Le 28 mars 2018, une société d’assistance à maîtrise d’ouvrage a conclu un contrat avec les héritiers indivisaires d’une succession pour la division et la vente de parcelles. Le 26 octobre 2020, elle a émis une facture de 120 000 euros. Plusieurs échanges ont eu lieu, les héritiers renvoyant la société vers le notaire. La société a assigné les héritiers les 6, 14 avril et 31 mars 2023. Par ordonnance du 25 juin 2024, le juge de la mise en état du tribunal judiciaire de Saint-Denis de la Réunion a déclaré l’action prescrite en retenant la qualité de consommateur des héritiers et l’absence de reconnaissance de dette interruptive. La société a interjeté appel.
La question de droit était double : un héritier indivisaire agissant pour la gestion d’une succession peut-il être qualifié de consommateur au sens du code de la consommation, bénéficiant du délai de prescription biennale ? Ensuite, des courriels dans lesquels l’héritier se borne à renvoyer le créancier vers le notaire constituent-ils une reconnaissance de dette interruptive de prescription ?
La cour d’appel a confirmé l’ordonnance en toutes ses dispositions. Elle a jugé que les héritiers étaient des consommateurs, leur action ne s’inscrivant pas dans une activité professionnelle, et que les échanges ne manifestaient aucune reconnaissance de dette non équivoque. Elle a par ailleurs déclaré irrecevables les demandes au fond des parties, faute de dévolution par l’appel de l’ordonnance du juge de la mise en état.

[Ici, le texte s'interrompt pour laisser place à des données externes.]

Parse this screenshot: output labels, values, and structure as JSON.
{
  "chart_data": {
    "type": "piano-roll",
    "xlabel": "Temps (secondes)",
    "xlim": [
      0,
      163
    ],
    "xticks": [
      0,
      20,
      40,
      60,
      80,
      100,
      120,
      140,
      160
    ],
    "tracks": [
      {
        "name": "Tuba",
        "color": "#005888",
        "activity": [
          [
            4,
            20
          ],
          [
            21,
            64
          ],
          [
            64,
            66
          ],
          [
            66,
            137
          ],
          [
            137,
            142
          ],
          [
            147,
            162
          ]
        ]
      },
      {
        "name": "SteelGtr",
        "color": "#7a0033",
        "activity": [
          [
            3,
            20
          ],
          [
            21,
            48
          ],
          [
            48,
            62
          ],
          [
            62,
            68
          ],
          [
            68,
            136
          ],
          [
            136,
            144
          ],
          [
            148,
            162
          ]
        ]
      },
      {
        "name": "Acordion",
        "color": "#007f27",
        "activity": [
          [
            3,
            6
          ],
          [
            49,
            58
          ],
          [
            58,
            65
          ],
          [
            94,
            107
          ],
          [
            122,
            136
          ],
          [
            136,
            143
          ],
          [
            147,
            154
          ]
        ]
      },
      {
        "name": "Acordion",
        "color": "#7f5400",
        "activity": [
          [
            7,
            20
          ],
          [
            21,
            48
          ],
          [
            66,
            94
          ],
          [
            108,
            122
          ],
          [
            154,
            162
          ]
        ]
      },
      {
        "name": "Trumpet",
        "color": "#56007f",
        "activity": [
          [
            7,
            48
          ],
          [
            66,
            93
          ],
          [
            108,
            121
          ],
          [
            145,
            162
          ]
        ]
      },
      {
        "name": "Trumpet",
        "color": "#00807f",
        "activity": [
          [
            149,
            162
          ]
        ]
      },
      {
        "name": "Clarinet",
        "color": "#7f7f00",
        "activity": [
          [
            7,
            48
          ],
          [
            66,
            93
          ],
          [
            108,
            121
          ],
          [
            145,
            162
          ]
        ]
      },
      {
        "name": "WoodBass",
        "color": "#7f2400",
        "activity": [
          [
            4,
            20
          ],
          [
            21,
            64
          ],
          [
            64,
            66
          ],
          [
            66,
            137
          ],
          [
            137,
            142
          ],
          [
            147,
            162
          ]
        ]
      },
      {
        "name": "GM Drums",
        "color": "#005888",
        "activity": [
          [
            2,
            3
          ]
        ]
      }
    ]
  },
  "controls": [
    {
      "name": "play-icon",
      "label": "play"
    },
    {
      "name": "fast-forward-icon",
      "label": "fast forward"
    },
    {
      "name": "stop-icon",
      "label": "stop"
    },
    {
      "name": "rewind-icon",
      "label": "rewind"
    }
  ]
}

I. La confirmation du jeu de la prescription biennale protectrice du consommateur
A. L’application du délai spécial aux héritiers consommateurs
La cour rappelle que le droit de la consommation distingue le professionnel, qui agit à des fins entrant dans son activité, et le consommateur, personne physique agissant à des fins n’entrant pas dans le cadre d’une activité commerciale, industrielle, artisanale, libérale ou agricole. En l’espèce, les héritiers indivisaires ont confié la valorisation d’un bien successoral à un professionnel. Ils n’exerçaient aucune activité professionnelle dans ce cadre, la commercialisation ayant été confiée à une agence immobilière. La cour écarte l’argument tiré d’une prétendue activité foncière à finalité commerciale, aucun élément n’établissant une démarche active et habituelle de commercialisation. Dès lors, ” c’est par une juste appréciation des faits de la cause et par motifs pertinents que la cour adopte que le juge de la mise en état a considéré que ceux-ci étaient des consommateurs au sens de l’article préliminaire du code de la consommation et bénéficiaires à ce titre de la prescription biennale dont le point de départ était la date de facture “. Cette solution s’inscrit dans la protection des personnes physiques gérant leur patrimoine privé, même dans le cadre d’une succession. La qualification de consommateur ouvre droit au délai abrégé de l’article L.218-2, dont le point de départ est fixé à la date d’exigibilité de la facture, soit le 26 octobre 2020. L’assignation étant de 2023, la prescription était acquise.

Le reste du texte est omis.